California mandarin crop now estimated at almost half previous level

California mandarin crop now estimated at almost half previous season's level

California mandarin crop now estimated at almost half previous season's level

The California mandarin crop is now expected to be far smaller than the previous season, with the 2021-22 volumes expected to be up to 45 percent lower year-on-year, according to the California Citrus Mutual (CCM).

The CCM's Marketing Committee also estimates that the total Navel orange crop for the 2021-22 season will be down 20% from the previous season’s final or sold production.

According to the California Department of Food and Agriculture’s 2021-22 California Navel Orange Objective Measurement Report, released on Sept. 10, 2021, the initial forecast for the navel orange crop was 70.0 million cartons, down 14% from the previous year’s total utilized production.
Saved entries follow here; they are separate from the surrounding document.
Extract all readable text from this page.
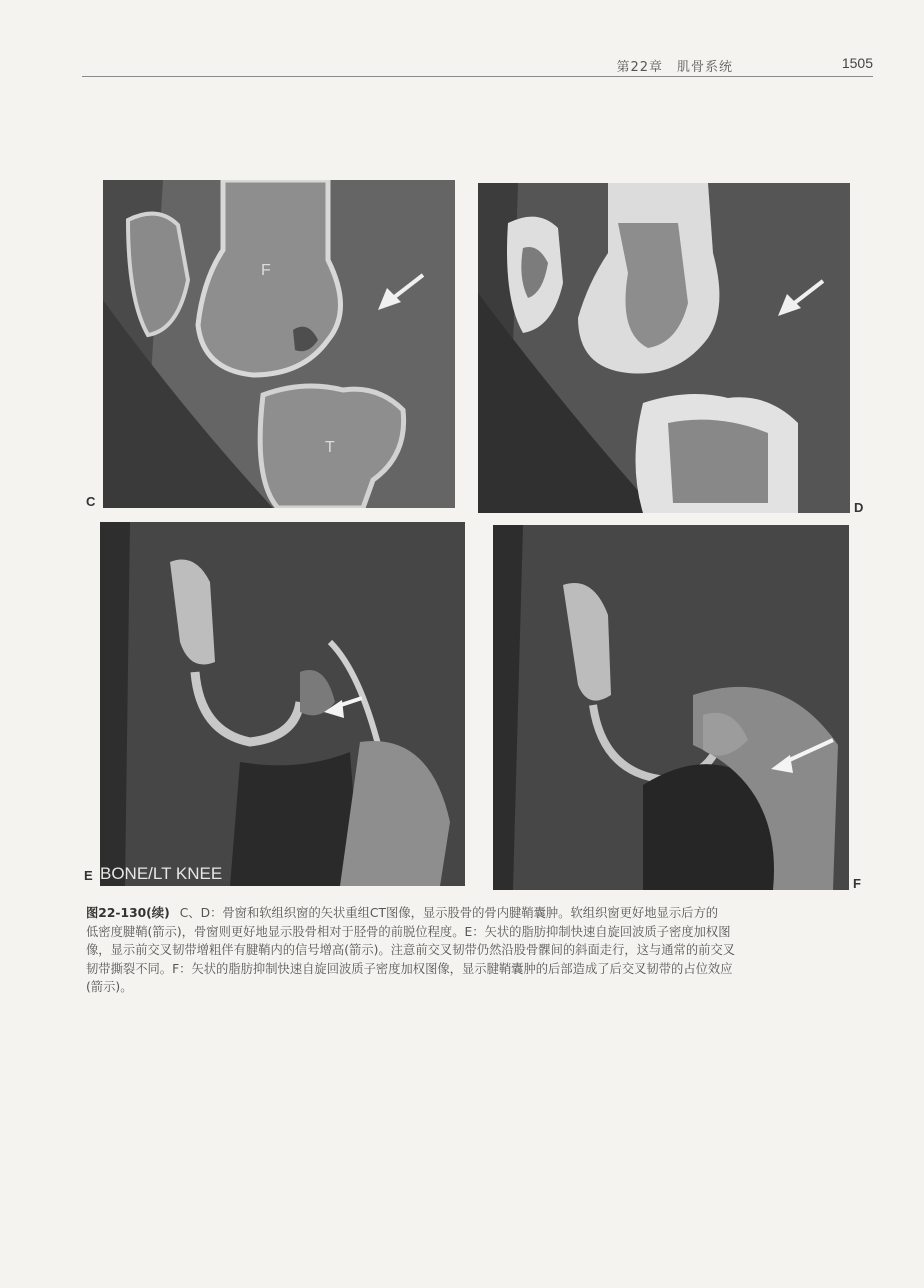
第22章　肌骨系统	1505
F
T
C	D
BONE/LT KNEE
E
F
图22-130(续) C、D：骨窗和软组织窗的矢状重组CT图像，显示股骨的骨内腱鞘囊肿。软组织窗更好地显示后方的
低密度腱鞘(箭示)，骨窗则更好地显示股骨相对于胫骨的前脱位程度。E：矢状的脂肪抑制快速自旋回波质子密度加权图
像，显示前交叉韧带增粗伴有腱鞘内的信号增高(箭示)。注意前交叉韧带仍然沿股骨髁间的斜面走行，这与通常的前交叉
韧带撕裂不同。F：矢状的脂肪抑制快速自旋回波质子密度加权图像，显示腱鞘囊肿的后部造成了后交叉韧带的占位效应
(箭示)。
Additionally, an estimated 4% of last season’s crop was not utilized, meaning it was not picked or sold. 

Now several weeks into 2021-22 season, the Committee anticipates, based on current picking estimates, will be 20% below the prior season’s total utilized production and approximately 24% below the total crop size.

The drop in production is attributed to the previous season’s heavy crop and extended season. Due to the larger sized crop and other market conditions, fruit remained on the tree far longer than is typical, which negatively affected the current year’s crop size. 

The Committee also estimates that the 2021-22 California mandarin crop will be down 45% from the previous season’s exceptionally large crop.

The current navel and mandarin crops are forecast to go through May and June, respectively. Consumers can expect favorable size structure and excellent eating quality due to the fruit’s high sugar content. 

“The 2021-22 season is shaping up to be far different than the previous season. Last season, we had a very heavy crop and there were a lot of growers whose fruit was never harvested," says CCM President/CEO Casey Creamer. 

"Shippers extended the season well into August in an effort to market and sell as much of the crop as possible, but ultimately about 4% was dropped to the ground. We expect this year’s lighter crop to move more quickly through the market with its high sugar content and excellent eating quality.”